Inicialmente es un instrumento muy sencillo que permite a los involucrados ir analizando su operación, con presupuestos y metas a corto plazo e ir afinando ciertas políticas. Su función es evaluar y ponerle límites al emprendedor para que éste no se desboque sin coartar su visión. A ese Consejo lo apoyan además de los familiares involucrados, un grupo de profesionistas-amigos, destacando el contador externo que es lo más cercano a un asesor y que lo ayuda a reducir al máximo sus contingencias fiscales.

En ese contexto, el Consejo tiene como presidente usualmente al propio dueño fundador y su voto es casi siempre decisivo. Un gran paso para el correcto funcionamiento de esta estructura de dirección es que el emprendedor acepte reducir su poder absoluto y se preste a escuchar otras opiniones antes de tomar una decisión unilateral. Se requiere de sabiduría, humildad y saber escuchar antes de tomar acción y así empieza a profesionalizarse la toma de decisiones.

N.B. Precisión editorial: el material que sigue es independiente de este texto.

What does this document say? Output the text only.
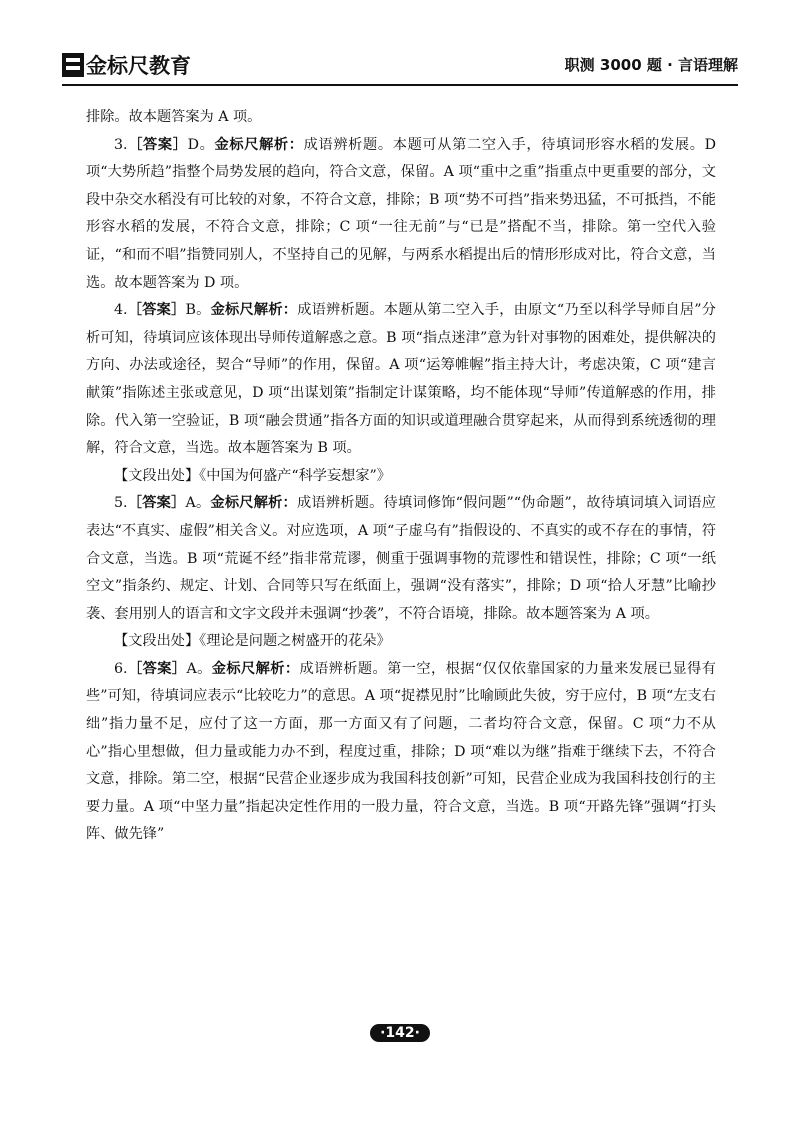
金标尺教育	职测 3000 题 · 言语理解

排除。故本题答案为 A 项。

3.［答案］D。金标尺解析：成语辨析题。本题可从第二空入手，待填词形容水稻的发展。D 项“大势所趋”指整个局势发展的趋向，符合文意，保留。A 项“重中之重”指重点中更重要的部分，文段中杂交水稻没有可比较的对象，不符合文意，排除；B 项“势不可挡”指来势迅猛，不可抵挡，不能形容水稻的发展，不符合文意，排除；C 项“一往无前”与“已是”搭配不当，排除。第一空代入验证，“和而不唱”指赞同别人，不坚持自己的见解，与两系水稻提出后的情形形成对比，符合文意，当选。故本题答案为 D 项。

4.［答案］B。金标尺解析：成语辨析题。本题从第二空入手，由原文“乃至以科学导师自居”分析可知，待填词应该体现出导师传道解惑之意。B 项“指点迷津”意为针对事物的困难处，提供解决的方向、办法或途径，契合“导师”的作用，保留。A 项“运筹帷幄”指主持大计，考虑决策，C 项“建言献策”指陈述主张或意见，D 项“出谋划策”指制定计谋策略，均不能体现“导师”传道解惑的作用，排除。代入第一空验证，B 项“融会贯通”指各方面的知识或道理融合贯穿起来，从而得到系统透彻的理解，符合文意，当选。故本题答案为 B 项。

【文段出处】《中国为何盛产“科学妄想家”》

5.［答案］A。金标尺解析：成语辨析题。待填词修饰“假问题”“伪命题”，故待填词填入词语应表达“不真实、虚假”相关含义。对应选项，A 项“子虚乌有”指假设的、不真实的或不存在的事情，符合文意，当选。B 项“荒诞不经”指非常荒谬，侧重于强调事物的荒谬性和错误性，排除；C 项“一纸空文”指条约、规定、计划、合同等只写在纸面上，强调“没有落实”，排除；D 项“拾人牙慧”比喻抄袭、套用别人的语言和文字文段并未强调“抄袭”，不符合语境，排除。故本题答案为 A 项。

【文段出处】《理论是问题之树盛开的花朵》

6.［答案］A。金标尺解析：成语辨析题。第一空，根据“仅仅依靠国家的力量来发展已显得有些”可知，待填词应表示“比较吃力”的意思。A 项“捉襟见肘”比喻顾此失彼，穷于应付，B 项“左支右绌”指力量不足，应付了这一方面，那一方面又有了问题，二者均符合文意，保留。C 项“力不从心”指心里想做，但力量或能力办不到，程度过重，排除；D 项“难以为继”指难于继续下去，不符合文意，排除。第二空，根据“民营企业逐步成为我国科技创新”可知，民营企业成为我国科技创行的主要力量。A 项“中坚力量”指起决定性作用的一股力量，符合文意，当选。B 项“开路先锋”强调“打头阵、做先锋”

·142·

El rol de Presidente del Consejo de Administración, sea éste legal, vía escrituras de la empresa, o informal, a través de juntas internas pero efectivas donde se lleguen a acuerdos básicos, es muy importante. El (ella) tienen la última palabra después de escuchar las opiniones y consejos de los integrantes del consejo y sus asesores. Su voto desempata una propuesta donde hay puntos de vista diferentes pero también debe, en caso de que una mayoría relativa o absoluta de los consejeros- familiares-socios con voto estén de acuerdo, irse con esta mayoría. En casos muy extremos puede, como accionista mayoritario o dueño, ejercer su veto o bloquear una resolución del Consejo. Sin embargo, no se recomienda esta acción porque el objetivo de un Consejo efectivo es el de cuestionar, ofrecer alternativas y llegar a acuerdos consensuados y de sentido común. Hay que convencer, no vencer.

En la evolución de una empresa, de patriarcal a estructurada, para llegar a crecer de manera institucional pero manteniendo los valores y esencia de la(s) familias fundadoras, el Consejo de Administración se vuelve primordial, ya que cualquier decisión, política o plan estratégico, implica inversiones, alianzas, nuevos proyectos, mercados y hasta definiciones dentro de la sociedad y las familias que la conforman. En ese caso, el papel de Presidente del Consejo es vital para destrabar controversias, dictar caminos y sobre todo hacer que se cumplan los acuerdos aprobados, por lo que un accionista familiar es el que generalmente se encarga.